»Kein Verständnis für gemeinwohlorientierte Stadtentwicklung«: Hallen Kalk vor ungewisser Zukunft

Knall nicht gehört

Nach dem Debakel um die Hallen Kalk gerät ­Ober­bürgermeisterin Henriette Reker unter Druck

»Manchmal braucht es einen Knall, damit alle wach werden«, sagt Niklas Kienitz (CDU). Der Knall, das war der Ausstieg der »Montag Stiftung Urbane Räume« aus dem Projekt Hallen Kalk. Auf dem früheren KHD-Areal an der Dillenburger Straße soll ein Quartier entstehen mit Platz für bürgerschaftliches Engagement, Werkstätten, Ateliers, Gastronomie, initiiert und getragen von der Zivilgesellschaft. Die Montag-Stiftung sollte als Erbpachtnehmer, Projektentwickler und Betreiber eine entscheidende Rolle spielen. Nach deren Rückzug droht das Projekt zu scheitern.

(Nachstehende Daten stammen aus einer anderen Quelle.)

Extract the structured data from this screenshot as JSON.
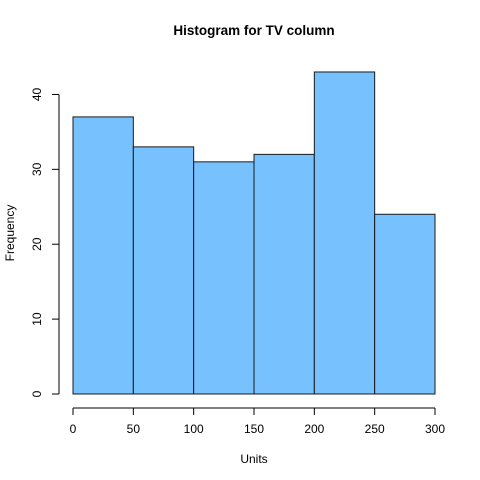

Für ein solches Projekt sei maximale Verlässlichkeit, ein abgesteckter Handlungsrahmen und ein striktes Zeitmanagement unabdingbar, so die Stiftung. »Dieses sehen wir auf Seiten der Stadt Köln nicht mehr gegeben.« Daraufhin meldeten sich Initiativen zu Wort, die sich um die Entwicklung weiterer alter Industrieflächen bemühen, etwa das Otto-und-Langen-Quartier in Mülheim oder das Fort X im Agnesviertel. Sie beklagten, in der Verwaltung führten fehlende Projektsteuerung und Zusammenarbeit der Ämter dazu, dass Gespräche verweigert oder Vereinbarungen über Nacht geändert würden. Besonders negativ sei das Liegenschaftsamt aufgefallen, dort ist die Leitung vakant. »Offenbar fehlt in Teilen das Verständnis für eine gemeinwohlorientierte Stadtentwicklung«, so Michael Weisenstein (Linke). »Man war lange darauf spezialisiert, Liegenschaften an Investoren zu verhökern.«

Der Knall war so laut, dass der Rat sich in einer Aktuellen Stunde mit dem Thema beschäftigte und auch OB Henriette Reker unter Druck setzte. Christiane Martin (Grüne) sprach von einem »Alarmsignal«. Niklas Kienitz kritisierte, dass die Stadt die selbst gesteckten Ziele zur gemeinwohlorientierten Stadtentwicklung verfehle. »Was die OB selbst in ihrem Vorwort zur Stadtstrategie 2030 gefordert hat, gelingt nicht«. In der Verwaltung brauche es »ein anderes Mindset«, eine übergreifende Zusammenarbeit, so Kienitz.

Reker bezeichnete hingegen die Erwartungen der Initiativen als »vollkommen unrealistisch«. Einige würden es verstehen, »Aufmerksamkeit zu erzeugen«, teils mit »ideologischen Wünschen«, aber nicht jeder gute Wille sei Grund für Zuwendungen. Rekers Rede ließ nicht nur die Initiativen irritiert zurück. Michael Weisen­stein sagt, man könne Reker auch so verstehen, dass sie »die Akteure spalten will: in diejenigen, die wertvolle ehrenamtliche Arbeit machen und nicht viel darüber reden, und die, die sich gut artikulieren und die Hand aufhalten.«

In einem Brief erläuterte die OB später, ihr Beitrag habe sich an die Ratsmitglieder gewandt, mit der Bitte »in Zeiten der Rezession die Balance zwischen Wünschenswertem und Machbaren« einzuhalten. Zu oft sei zu viel versprochen und zu wenig gehalten worden.

Dem würde wohl sogar die Montag-Stiftung zustimmen. »Es wäre in Köln sinnvoll, innezuhalten und grundsätzliche Fragen zu debattieren: Welche Rolle soll zivilgesellschaftliche Aktivität in der Stadtentwicklung spielen, welchen Erwartungshorizont kann man haben?«, so Vorstand Stefan Anspach. »Was sind Möglichkeiten und Grenzen ehrenamtlichen Engagements? Man muss das miteinander besprechen, damit Stadt und zivilgesellschaftliche Akteure überhaupt in einer strukturierten Form zusammenkommen können.« Auch Kienitz hält eine Debatte über die Rahmenbedingungen für sinnvoll. Man werde sich im Bündnis mit Grünen und Volt austauschen. Einen Grundsatz­beschluss wird es aber wohl nicht geben. Was genau anders werden soll, sagten die Politiker nicht. Die ­Aktuelle Stunde endete mit dem Beschluss: wird zur weiteren Bearbeitung an die Verwaltung verwiesen.